Jumping into a new area with both feet, IBM will acquire Liberty Insurance Services (LIS) to become a significant player in life insurance and annuity processing and administration, the companies announced today.

The exact price paid to Liberty's parent, RBC Insurance of Canada, was not disclosed. However, a source close to the transaction classified it as a "multi-million dollar deal."

IBM and RBC Insurance also signed a long-term agreement for IBM to handle back-end tasks for RBC's U.S. operations, including contact center management, policy administration, claims management and payment receipt and reconciliation.

Most of the 700 LIS employees are expected to become part of a new IBM subsidiary, which will handle administrative and IT jobs for more than a dozen insurers.

Details about the unit's location and organizational structure will be hammered out during the next 90 days, Stacy Simpson, an IBM spokeswoman, told internetnews.com.

IBM said the industry is seeking to cut costs and improve efficiency by outsourcing and that life insurance processing is expected to be a $2 billion market by 2005.

"This is another example of the higher-value work that clients are increasingly turning to IBM to do," Simpson said. "It's a whole new area of spending. [The spending] used to be on the inside, but now companies are turning to outside vendors."

Today's purchase is part of IBM's larger Business Performance Transformation Services (BPTS) strategy, being executed through its consulting group. The philosophy combines deep technical and industry-specific abilities.

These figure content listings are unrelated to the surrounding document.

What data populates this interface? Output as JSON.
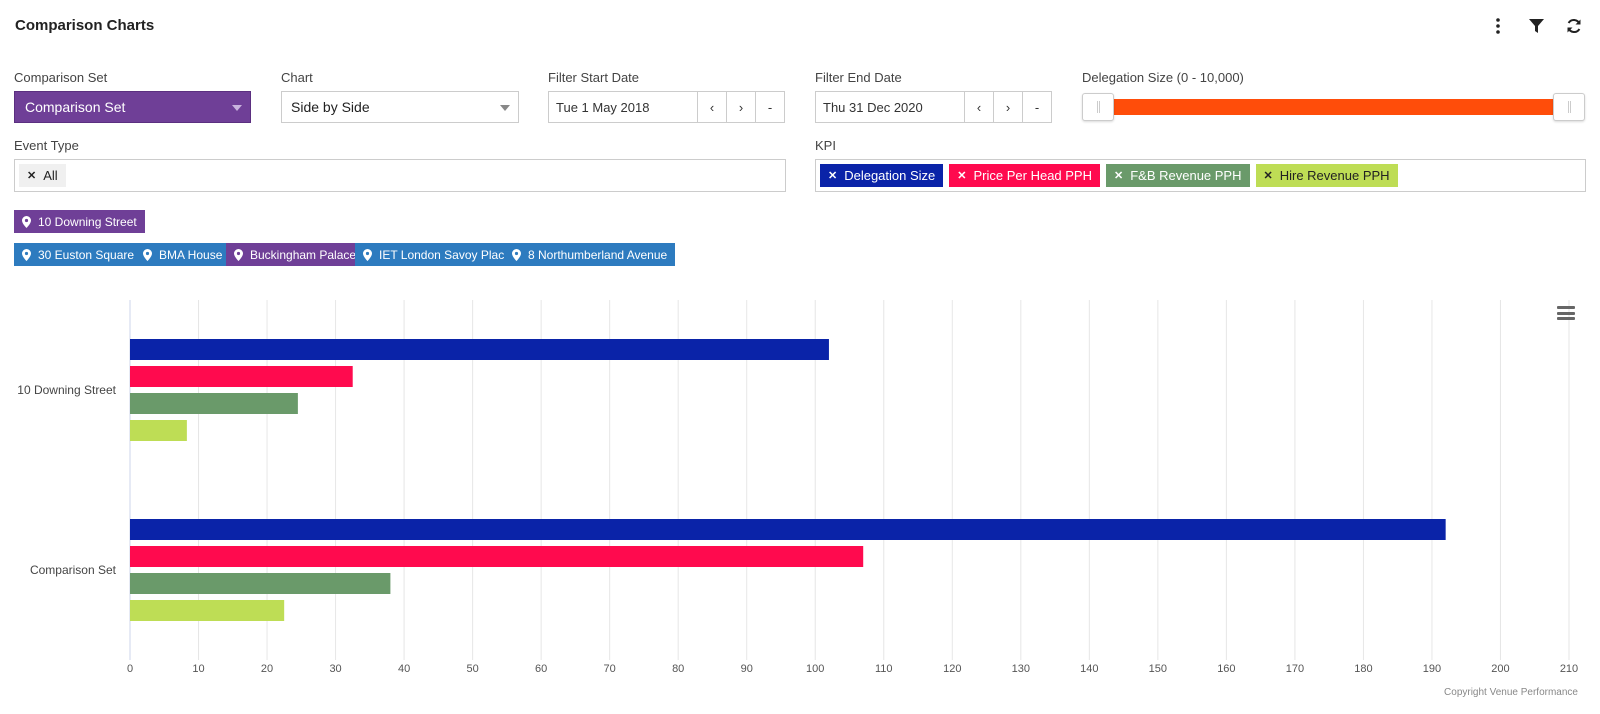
{
  "header": {
    "title": "Comparison Charts"
  },
  "filters": {
    "comparison_set": {
      "label": "Comparison Set",
      "value": "Comparison Set"
    },
    "chart": {
      "label": "Chart",
      "value": "Side by Side"
    },
    "start_date": {
      "label": "Filter Start Date",
      "value": "Tue 1 May 2018",
      "prev": "‹",
      "next": "›",
      "clear": "-"
    },
    "end_date": {
      "label": "Filter End Date",
      "value": "Thu 31 Dec 2020",
      "prev": "‹",
      "next": "›",
      "clear": "-"
    },
    "delegation": {
      "label": "Delegation Size (0 - 10,000)"
    },
    "event_type": {
      "label": "Event Type",
      "tags": [
        {
          "label": "All"
        }
      ]
    },
    "kpi": {
      "label": "KPI",
      "tags": [
        {
          "label": "Delegation Size",
          "color": "#0a23a8"
        },
        {
          "label": "Price Per Head PPH",
          "color": "#ff0a4e"
        },
        {
          "label": "F&B Revenue PPH",
          "color": "#6a9a6a"
        },
        {
          "label": "Hire Revenue PPH",
          "color": "#bedd55"
        }
      ]
    }
  },
  "venues": {
    "primary": {
      "label": "10 Downing Street",
      "color": "#6f3f97"
    },
    "others": [
      {
        "label": "30 Euston Square",
        "color": "#2d7bbf"
      },
      {
        "label": "BMA House",
        "color": "#2d7bbf"
      },
      {
        "label": "Buckingham Palace",
        "color": "#6f3f97"
      },
      {
        "label": "IET London Savoy Place",
        "color": "#2d7bbf"
      },
      {
        "label": "8 Northumberland Avenue",
        "color": "#2d7bbf"
      }
    ]
  },
  "chart_data": {
    "type": "bar",
    "orientation": "horizontal",
    "categories": [
      "10 Downing Street",
      "Comparison Set"
    ],
    "series": [
      {
        "name": "Delegation Size",
        "color": "#0a23a8",
        "values": [
          102,
          192
        ]
      },
      {
        "name": "Price Per Head PPH",
        "color": "#ff0a4e",
        "values": [
          32.5,
          107
        ]
      },
      {
        "name": "F&B Revenue PPH",
        "color": "#6a9a6a",
        "values": [
          24.5,
          38
        ]
      },
      {
        "name": "Hire Revenue PPH",
        "color": "#bedd55",
        "values": [
          8.3,
          22.5
        ]
      }
    ],
    "xlim": [
      0,
      210
    ],
    "xticks": [
      "0",
      "10",
      "20",
      "30",
      "40",
      "50",
      "60",
      "70",
      "80",
      "90",
      "100",
      "110",
      "120",
      "130",
      "140",
      "150",
      "160",
      "170",
      "180",
      "190",
      "200",
      "210"
    ],
    "grid": true
  },
  "footer": {
    "copyright": "Copyright Venue Performance"
  }
}
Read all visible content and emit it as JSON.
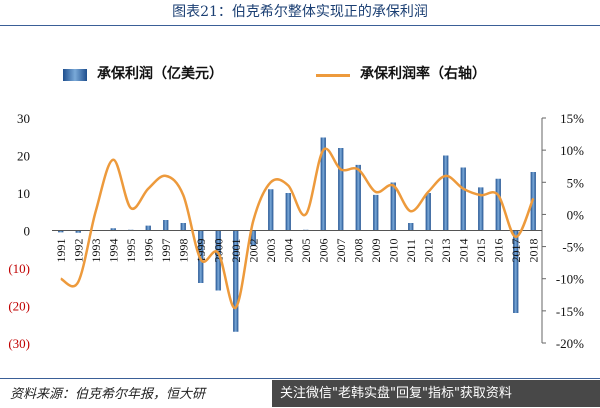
{
  "header": {
    "title": "图表21：伯克希尔整体实现正的承保利润"
  },
  "footer": {
    "source": "资料来源：伯克希尔年报，恒大研",
    "watermark": "关注微信\"老韩实盘\"回复\"指标\"获取资料"
  },
  "colors": {
    "bar": "#2f6bb0",
    "line": "#ed9a3c",
    "negative_tick": "#c00000"
  },
  "chart_data": {
    "type": "bar+line",
    "categories": [
      "1991",
      "1992",
      "1993",
      "1994",
      "1995",
      "1996",
      "1997",
      "1998",
      "1999",
      "2000",
      "2001",
      "2002",
      "2003",
      "2004",
      "2005",
      "2006",
      "2007",
      "2008",
      "2009",
      "2010",
      "2011",
      "2012",
      "2013",
      "2014",
      "2015",
      "2016",
      "2017",
      "2018"
    ],
    "series": [
      {
        "name": "承保利润（亿美元）",
        "type": "bar",
        "axis": "left",
        "values": [
          -0.5,
          -0.6,
          0.1,
          0.6,
          0.2,
          1.3,
          2.8,
          2.0,
          -14.0,
          -16.0,
          -27.0,
          -4.0,
          11.0,
          10.0,
          0.2,
          24.8,
          22.0,
          17.5,
          9.5,
          12.8,
          2.0,
          10.0,
          20.0,
          16.8,
          11.5,
          13.8,
          -22.0,
          15.6
        ]
      },
      {
        "name": "承保利润率（右轴）",
        "type": "line",
        "axis": "right",
        "values": [
          -10.0,
          -10.5,
          0.5,
          8.5,
          1.0,
          4.0,
          6.0,
          3.0,
          -7.0,
          -6.0,
          -14.5,
          -1.0,
          5.0,
          4.5,
          0.0,
          10.0,
          7.0,
          7.0,
          3.5,
          4.5,
          0.5,
          3.5,
          6.0,
          4.0,
          3.0,
          3.0,
          -3.5,
          2.5
        ]
      }
    ],
    "left_axis": {
      "ylim": [
        -30,
        30
      ],
      "ticks": [
        "30",
        "20",
        "10",
        "0",
        "(10)",
        "(20)",
        "(30)"
      ]
    },
    "right_axis": {
      "ylim": [
        -20,
        15
      ],
      "ticks": [
        "15%",
        "10%",
        "5%",
        "0%",
        "-5%",
        "-10%",
        "-15%",
        "-20%"
      ]
    },
    "legend_placement": "top",
    "grid": false
  }
}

During the company's spring meeting with Wall Street analysts, IBM Chairman Sam Palmisano said the BPTS market opportunity is about $500 billion over and above the traditional $1.2 trillion that businesses around the globe spend on IT products and services each year.

Big Blue's $3.5 billion acquisition of PwC Consulting two years ago laid the foundation for IBM to offer these types of services.

For RBC, today's deal helps it shed non-core functions. The deal will not impact RBC Insurance's own U.S. operations, which are separate from Liberty's, in South Carolina and Missouri.